PERSPECTIVES → TEXT MESSAGES Issue 906 · April 6, 2022

Grab It While You Can

The will to change, to grow, must be verbalized

Grab It While You Can

The hopefulness inherent in those words is obvious. It means that a time like now, as we reel from the loss of Maran Rav Chaim, is a window of great spiritual opportunity. It’s reminiscent, l’havdil, of those contests years ago in which the winner, having answered some riddle, was granted ten minutes alone in a bank vault.

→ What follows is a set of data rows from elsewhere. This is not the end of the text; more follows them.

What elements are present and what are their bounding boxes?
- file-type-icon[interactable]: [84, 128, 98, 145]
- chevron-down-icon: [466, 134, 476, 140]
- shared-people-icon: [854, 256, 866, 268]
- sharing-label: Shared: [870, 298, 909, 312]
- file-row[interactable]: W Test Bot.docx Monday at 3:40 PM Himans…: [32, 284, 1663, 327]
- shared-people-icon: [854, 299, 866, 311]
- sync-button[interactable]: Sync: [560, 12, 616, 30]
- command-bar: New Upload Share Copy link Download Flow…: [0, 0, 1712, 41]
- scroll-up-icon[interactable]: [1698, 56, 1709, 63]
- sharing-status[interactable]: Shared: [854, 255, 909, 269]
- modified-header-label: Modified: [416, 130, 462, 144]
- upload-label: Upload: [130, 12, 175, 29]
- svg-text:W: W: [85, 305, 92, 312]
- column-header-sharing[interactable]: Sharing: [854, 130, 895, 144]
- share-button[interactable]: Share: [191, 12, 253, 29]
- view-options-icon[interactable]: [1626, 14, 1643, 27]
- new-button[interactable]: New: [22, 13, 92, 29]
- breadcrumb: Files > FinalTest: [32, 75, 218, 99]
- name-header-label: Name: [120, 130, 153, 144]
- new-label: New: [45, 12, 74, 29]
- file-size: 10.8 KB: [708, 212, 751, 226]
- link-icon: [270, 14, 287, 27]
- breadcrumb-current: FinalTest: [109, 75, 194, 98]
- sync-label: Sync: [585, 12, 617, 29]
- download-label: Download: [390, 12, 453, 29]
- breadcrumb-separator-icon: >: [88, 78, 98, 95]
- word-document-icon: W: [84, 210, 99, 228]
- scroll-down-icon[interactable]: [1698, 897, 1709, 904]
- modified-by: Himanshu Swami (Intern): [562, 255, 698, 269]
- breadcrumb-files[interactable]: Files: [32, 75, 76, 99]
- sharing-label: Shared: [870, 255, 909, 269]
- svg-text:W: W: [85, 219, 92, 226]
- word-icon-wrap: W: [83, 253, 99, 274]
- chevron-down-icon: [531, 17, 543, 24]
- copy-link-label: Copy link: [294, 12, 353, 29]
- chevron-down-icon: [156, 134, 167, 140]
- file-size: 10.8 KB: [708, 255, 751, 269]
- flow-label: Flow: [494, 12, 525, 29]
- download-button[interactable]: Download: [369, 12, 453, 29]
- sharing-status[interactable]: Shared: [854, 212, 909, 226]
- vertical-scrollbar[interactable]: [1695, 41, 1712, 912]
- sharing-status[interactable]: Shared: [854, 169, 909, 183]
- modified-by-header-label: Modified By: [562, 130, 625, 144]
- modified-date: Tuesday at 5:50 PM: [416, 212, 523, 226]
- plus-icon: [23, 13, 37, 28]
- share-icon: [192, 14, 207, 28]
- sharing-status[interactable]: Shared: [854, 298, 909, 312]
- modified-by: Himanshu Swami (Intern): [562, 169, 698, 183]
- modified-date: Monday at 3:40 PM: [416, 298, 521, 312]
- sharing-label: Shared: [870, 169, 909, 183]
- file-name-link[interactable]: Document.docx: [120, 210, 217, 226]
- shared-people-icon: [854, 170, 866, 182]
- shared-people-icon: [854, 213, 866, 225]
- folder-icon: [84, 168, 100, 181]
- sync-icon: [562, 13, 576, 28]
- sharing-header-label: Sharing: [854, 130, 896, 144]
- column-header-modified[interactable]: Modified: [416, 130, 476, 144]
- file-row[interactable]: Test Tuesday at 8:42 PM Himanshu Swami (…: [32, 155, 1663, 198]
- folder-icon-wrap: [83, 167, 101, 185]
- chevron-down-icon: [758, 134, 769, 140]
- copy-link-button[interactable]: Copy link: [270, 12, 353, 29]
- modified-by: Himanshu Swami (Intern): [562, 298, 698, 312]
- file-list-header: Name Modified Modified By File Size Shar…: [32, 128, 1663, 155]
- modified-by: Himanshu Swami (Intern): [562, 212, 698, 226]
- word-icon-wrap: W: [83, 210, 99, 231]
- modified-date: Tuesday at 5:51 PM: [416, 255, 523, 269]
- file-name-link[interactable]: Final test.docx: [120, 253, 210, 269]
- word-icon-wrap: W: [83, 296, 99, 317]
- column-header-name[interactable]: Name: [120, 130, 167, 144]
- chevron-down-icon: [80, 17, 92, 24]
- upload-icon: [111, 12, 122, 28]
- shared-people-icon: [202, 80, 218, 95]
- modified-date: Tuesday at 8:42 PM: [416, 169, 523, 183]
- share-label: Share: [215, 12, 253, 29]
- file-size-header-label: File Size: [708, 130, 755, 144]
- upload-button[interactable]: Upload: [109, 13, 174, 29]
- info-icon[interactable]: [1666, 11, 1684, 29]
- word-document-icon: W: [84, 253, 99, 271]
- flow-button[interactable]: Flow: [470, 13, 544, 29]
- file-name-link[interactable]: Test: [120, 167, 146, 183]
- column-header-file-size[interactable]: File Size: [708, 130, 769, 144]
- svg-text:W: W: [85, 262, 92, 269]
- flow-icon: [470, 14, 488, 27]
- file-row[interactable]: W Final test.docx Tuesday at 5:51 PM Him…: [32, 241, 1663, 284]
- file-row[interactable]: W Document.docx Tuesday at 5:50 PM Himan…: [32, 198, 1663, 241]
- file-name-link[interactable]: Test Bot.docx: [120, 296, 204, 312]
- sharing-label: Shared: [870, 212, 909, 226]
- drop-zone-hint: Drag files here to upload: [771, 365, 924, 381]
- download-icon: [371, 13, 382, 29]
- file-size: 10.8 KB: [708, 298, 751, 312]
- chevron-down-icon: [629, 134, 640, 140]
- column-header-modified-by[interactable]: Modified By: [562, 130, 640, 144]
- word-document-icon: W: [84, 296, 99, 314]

Armed only with a burlap sack, it was a chance for him to stuff into it as many five and ten dollar bills as he was physically able, as the seconds ticked down to zero.

But Rabbeinu Yonoson’s words, if read carefully, also seem to convey a daunting message. “This one can say… and this one can say… and this one can say.”  It’s not sufficient to simply decide in one’s mind to adopt something precious from that of the great niftar. The will to change, to grow, must be verbalized. Only with a statement of the words — audibly enough for him, and perhaps others, too, to hear — can he concretize and render permanent what might otherwise remain a faint, and ultimately fleeting, inner desire.

Indeed, Rav Moshe Sternbuch cited the Yaaros D’vash in his hesped for Rav Chaim, and encouraged each person listening “to announce to his family his decision to devote more time to Torah, or that he has decided to daven with greater kavanah, and with this he’ll be zocheh to the ma’alah of teshuvah, for it to be reckoned as if he were born this day into a new world.”

The Yaaros D’vash doesn’t tell us how long this period of hefker lasts, but presumably there’s a specific window of opportunity. Perhaps we can hope that it extends at least through the 30 days in which hespedim continue to be made. At some point, however, the seconds remaining in this greatest of all bank vaults will tick down to zero, too.